Пепеляев перестал жевать и швырнул салфетку на тарелку:

— Как… Как вы можете, Александр Васильевич?! Это же фрондеры, и более того — враги! Я решил: войдем в Москву, и я этого, простите, вашего Блока и босяка-подпевалу большевистского — Горького — повешу на одном фонаре! «Гордо реет Буревестник», видите ли… Сволочь!
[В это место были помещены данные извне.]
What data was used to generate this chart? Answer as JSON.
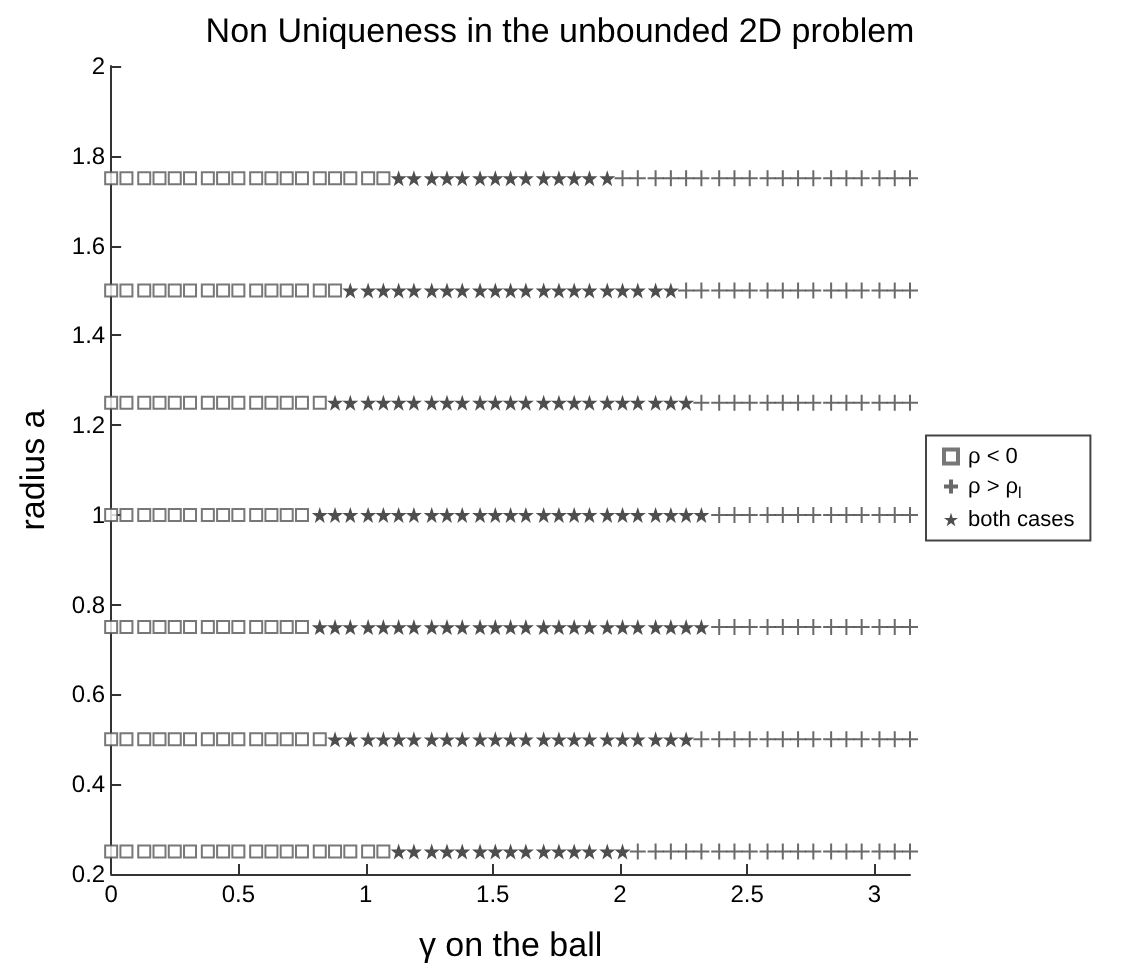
{
  "chart_data": {
    "type": "scatter",
    "title": "Non Uniqueness in the unbounded 2D problem",
    "xlabel": "γ on the ball",
    "ylabel": "radius a",
    "xlim": [
      0,
      3.14
    ],
    "xticks": [
      0,
      0.5,
      1,
      1.5,
      2,
      2.5,
      3
    ],
    "ylim": [
      0.2,
      2
    ],
    "yticks": [
      0.2,
      0.4,
      0.6,
      0.8,
      1,
      1.2,
      1.4,
      1.6,
      1.8,
      2
    ],
    "grid": false,
    "legend": "right",
    "series": [
      {
        "name": "ρ < 0",
        "color": "#555555",
        "marker": "square",
        "x": [
          0,
          0.06,
          0.13,
          0.19,
          0.25,
          0.31,
          0.38,
          0.44,
          0.5,
          0.57,
          0.63,
          0.69,
          0.75,
          0.82,
          0.88,
          0.94,
          1.01,
          1.07,
          0,
          0.06,
          0.13,
          0.19,
          0.25,
          0.31,
          0.38,
          0.44,
          0.5,
          0.57,
          0.63,
          0.69,
          0.75,
          0.82,
          0.88,
          0,
          0.06,
          0.13,
          0.19,
          0.25,
          0.31,
          0.38,
          0.44,
          0.5,
          0.57,
          0.63,
          0.69,
          0.75,
          0.82,
          0,
          0.06,
          0.13,
          0.19,
          0.25,
          0.31,
          0.38,
          0.44,
          0.5,
          0.57,
          0.63,
          0.69,
          0.75,
          0,
          0.06,
          0.13,
          0.19,
          0.25,
          0.31,
          0.38,
          0.44,
          0.5,
          0.57,
          0.63,
          0.69,
          0.75,
          0,
          0.06,
          0.13,
          0.19,
          0.25,
          0.31,
          0.38,
          0.44,
          0.5,
          0.57,
          0.63,
          0.69,
          0.75,
          0.82,
          0,
          0.06,
          0.13,
          0.19,
          0.25,
          0.31,
          0.38,
          0.44,
          0.5,
          0.57,
          0.63,
          0.69,
          0.75,
          0.82,
          0.88,
          0.94,
          1.01,
          1.07
        ],
        "values": [
          1.75,
          1.75,
          1.75,
          1.75,
          1.75,
          1.75,
          1.75,
          1.75,
          1.75,
          1.75,
          1.75,
          1.75,
          1.75,
          1.75,
          1.75,
          1.75,
          1.75,
          1.75,
          1.5,
          1.5,
          1.5,
          1.5,
          1.5,
          1.5,
          1.5,
          1.5,
          1.5,
          1.5,
          1.5,
          1.5,
          1.5,
          1.5,
          1.5,
          1.25,
          1.25,
          1.25,
          1.25,
          1.25,
          1.25,
          1.25,
          1.25,
          1.25,
          1.25,
          1.25,
          1.25,
          1.25,
          1.25,
          1,
          1,
          1,
          1,
          1,
          1,
          1,
          1,
          1,
          1,
          1,
          1,
          1,
          0.75,
          0.75,
          0.75,
          0.75,
          0.75,
          0.75,
          0.75,
          0.75,
          0.75,
          0.75,
          0.75,
          0.75,
          0.75,
          0.5,
          0.5,
          0.5,
          0.5,
          0.5,
          0.5,
          0.5,
          0.5,
          0.5,
          0.5,
          0.5,
          0.5,
          0.5,
          0.5,
          0.25,
          0.25,
          0.25,
          0.25,
          0.25,
          0.25,
          0.25,
          0.25,
          0.25,
          0.25,
          0.25,
          0.25,
          0.25,
          0.25,
          0.25,
          0.25,
          0.25,
          0.25
        ]
      },
      {
        "name": "ρ > ρ$_{l}$",
        "color": "#444444",
        "marker": "cross",
        "x": [
          2.01,
          2.07,
          2.14,
          2.2,
          2.26,
          2.32,
          2.39,
          2.45,
          2.51,
          2.58,
          2.64,
          2.7,
          2.76,
          2.83,
          2.89,
          2.95,
          3.02,
          3.08,
          3.14,
          2.26,
          2.32,
          2.39,
          2.45,
          2.51,
          2.58,
          2.64,
          2.7,
          2.76,
          2.83,
          2.89,
          2.95,
          3.02,
          3.08,
          3.14,
          2.32,
          2.39,
          2.45,
          2.51,
          2.58,
          2.64,
          2.7,
          2.76,
          2.83,
          2.89,
          2.95,
          3.02,
          3.08,
          3.14,
          2.39,
          2.45,
          2.51,
          2.58,
          2.64,
          2.7,
          2.76,
          2.83,
          2.89,
          2.95,
          3.02,
          3.08,
          3.14,
          2.39,
          2.45,
          2.51,
          2.58,
          2.64,
          2.7,
          2.76,
          2.83,
          2.89,
          2.95,
          3.02,
          3.08,
          3.14,
          2.32,
          2.39,
          2.45,
          2.51,
          2.58,
          2.64,
          2.7,
          2.76,
          2.83,
          2.89,
          2.95,
          3.02,
          3.08,
          3.14,
          2.07,
          2.14,
          2.2,
          2.26,
          2.32,
          2.39,
          2.45,
          2.51,
          2.58,
          2.64,
          2.7,
          2.76,
          2.83,
          2.89,
          2.95,
          3.02,
          3.08,
          3.14
        ],
        "values": [
          1.75,
          1.75,
          1.75,
          1.75,
          1.75,
          1.75,
          1.75,
          1.75,
          1.75,
          1.75,
          1.75,
          1.75,
          1.75,
          1.75,
          1.75,
          1.75,
          1.75,
          1.75,
          1.75,
          1.5,
          1.5,
          1.5,
          1.5,
          1.5,
          1.5,
          1.5,
          1.5,
          1.5,
          1.5,
          1.5,
          1.5,
          1.5,
          1.5,
          1.5,
          1.25,
          1.25,
          1.25,
          1.25,
          1.25,
          1.25,
          1.25,
          1.25,
          1.25,
          1.25,
          1.25,
          1.25,
          1.25,
          1.25,
          1,
          1,
          1,
          1,
          1,
          1,
          1,
          1,
          1,
          1,
          1,
          1,
          1,
          0.75,
          0.75,
          0.75,
          0.75,
          0.75,
          0.75,
          0.75,
          0.75,
          0.75,
          0.75,
          0.75,
          0.75,
          0.75,
          0.5,
          0.5,
          0.5,
          0.5,
          0.5,
          0.5,
          0.5,
          0.5,
          0.5,
          0.5,
          0.5,
          0.5,
          0.5,
          0.5,
          0.25,
          0.25,
          0.25,
          0.25,
          0.25,
          0.25,
          0.25,
          0.25,
          0.25,
          0.25,
          0.25,
          0.25,
          0.25,
          0.25,
          0.25,
          0.25,
          0.25,
          0.25
        ]
      },
      {
        "name": "both cases",
        "color": "#222222",
        "marker": "star",
        "x": [
          1.13,
          1.19,
          1.26,
          1.32,
          1.38,
          1.45,
          1.51,
          1.57,
          1.63,
          1.7,
          1.76,
          1.82,
          1.88,
          1.95,
          0.94,
          1.01,
          1.07,
          1.13,
          1.19,
          1.26,
          1.32,
          1.38,
          1.45,
          1.51,
          1.57,
          1.63,
          1.7,
          1.76,
          1.82,
          1.88,
          1.95,
          2.01,
          2.07,
          2.14,
          2.2,
          0.88,
          0.94,
          1.01,
          1.07,
          1.13,
          1.19,
          1.26,
          1.32,
          1.38,
          1.45,
          1.51,
          1.57,
          1.63,
          1.7,
          1.76,
          1.82,
          1.88,
          1.95,
          2.01,
          2.07,
          2.14,
          2.2,
          2.26,
          0.82,
          0.88,
          0.94,
          1.01,
          1.07,
          1.13,
          1.19,
          1.26,
          1.32,
          1.38,
          1.45,
          1.51,
          1.57,
          1.63,
          1.7,
          1.76,
          1.82,
          1.88,
          1.95,
          2.01,
          2.07,
          2.14,
          2.2,
          2.26,
          2.32,
          0.82,
          0.88,
          0.94,
          1.01,
          1.07,
          1.13,
          1.19,
          1.26,
          1.32,
          1.38,
          1.45,
          1.51,
          1.57,
          1.63,
          1.7,
          1.76,
          1.82,
          1.88,
          1.95,
          2.01,
          2.07,
          2.14,
          2.2,
          2.26,
          2.32,
          0.88,
          0.94,
          1.01,
          1.07,
          1.13,
          1.19,
          1.26,
          1.32,
          1.38,
          1.45,
          1.51,
          1.57,
          1.63,
          1.7,
          1.76,
          1.82,
          1.88,
          1.95,
          2.01,
          2.07,
          2.14,
          2.2,
          2.26,
          1.13,
          1.19,
          1.26,
          1.32,
          1.38,
          1.45,
          1.51,
          1.57,
          1.63,
          1.7,
          1.76,
          1.82,
          1.88,
          1.95,
          2.01
        ],
        "values": [
          1.75,
          1.75,
          1.75,
          1.75,
          1.75,
          1.75,
          1.75,
          1.75,
          1.75,
          1.75,
          1.75,
          1.75,
          1.75,
          1.75,
          1.5,
          1.5,
          1.5,
          1.5,
          1.5,
          1.5,
          1.5,
          1.5,
          1.5,
          1.5,
          1.5,
          1.5,
          1.5,
          1.5,
          1.5,
          1.5,
          1.5,
          1.5,
          1.5,
          1.5,
          1.5,
          1.25,
          1.25,
          1.25,
          1.25,
          1.25,
          1.25,
          1.25,
          1.25,
          1.25,
          1.25,
          1.25,
          1.25,
          1.25,
          1.25,
          1.25,
          1.25,
          1.25,
          1.25,
          1.25,
          1.25,
          1.25,
          1.25,
          1.25,
          1,
          1,
          1,
          1,
          1,
          1,
          1,
          1,
          1,
          1,
          1,
          1,
          1,
          1,
          1,
          1,
          1,
          1,
          1,
          1,
          1,
          1,
          1,
          1,
          1,
          0.75,
          0.75,
          0.75,
          0.75,
          0.75,
          0.75,
          0.75,
          0.75,
          0.75,
          0.75,
          0.75,
          0.75,
          0.75,
          0.75,
          0.75,
          0.75,
          0.75,
          0.75,
          0.75,
          0.75,
          0.75,
          0.75,
          0.75,
          0.75,
          0.75,
          0.5,
          0.5,
          0.5,
          0.5,
          0.5,
          0.5,
          0.5,
          0.5,
          0.5,
          0.5,
          0.5,
          0.5,
          0.5,
          0.5,
          0.5,
          0.5,
          0.5,
          0.5,
          0.5,
          0.5,
          0.5,
          0.5,
          0.5,
          0.25,
          0.25,
          0.25,
          0.25,
          0.25,
          0.25,
          0.25,
          0.25,
          0.25,
          0.25,
          0.25,
          0.25,
          0.25,
          0.25,
          0.25
        ]
      }
    ]
  }
}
— Ну… — протянул Колчак. — Люди искусства — они не от мира сего, Виктор Николаевич, зачем же так беспощадно…

— Потому что разлагают, ваше высокопревосходительство! Вредят! Но чем одареннее они — тем и вреднее, разве не так? Черт с ними… Все паровозы — у чехов, мне только что сообщили по юзу. Но ведь чехи заткнут нас а сме причь, ферштейс ду? Арестуют и умоют руки, мерзавцы…

— Но они стремятся на родину, все нормальные люди стремятся на родину, почему это вас раздражает? — удивилась Тимирева.

— Они-то — на родину… Это на их поганом языке — семья. Я тоже хочу к семье. Все хотят! Но я ведь не продаю для этого чехов — большевикам!

Влетел и замер, покачиваясь, управляющий делами Совета министров. Взор его плыл, не задерживаясь ни на ком, щеки алели как увядающие розы, выбросил руку с бокалом:

— Господа! Мне приснился сад в подвенечном уборе, но я не понимаю: мы вдвоем в этом саду? Или, может быть, — втроем?

— Владимир Иванович… — страдающим голосом сказал генерал. — Уйдите вы отсюда Христа ради! Черт знает что!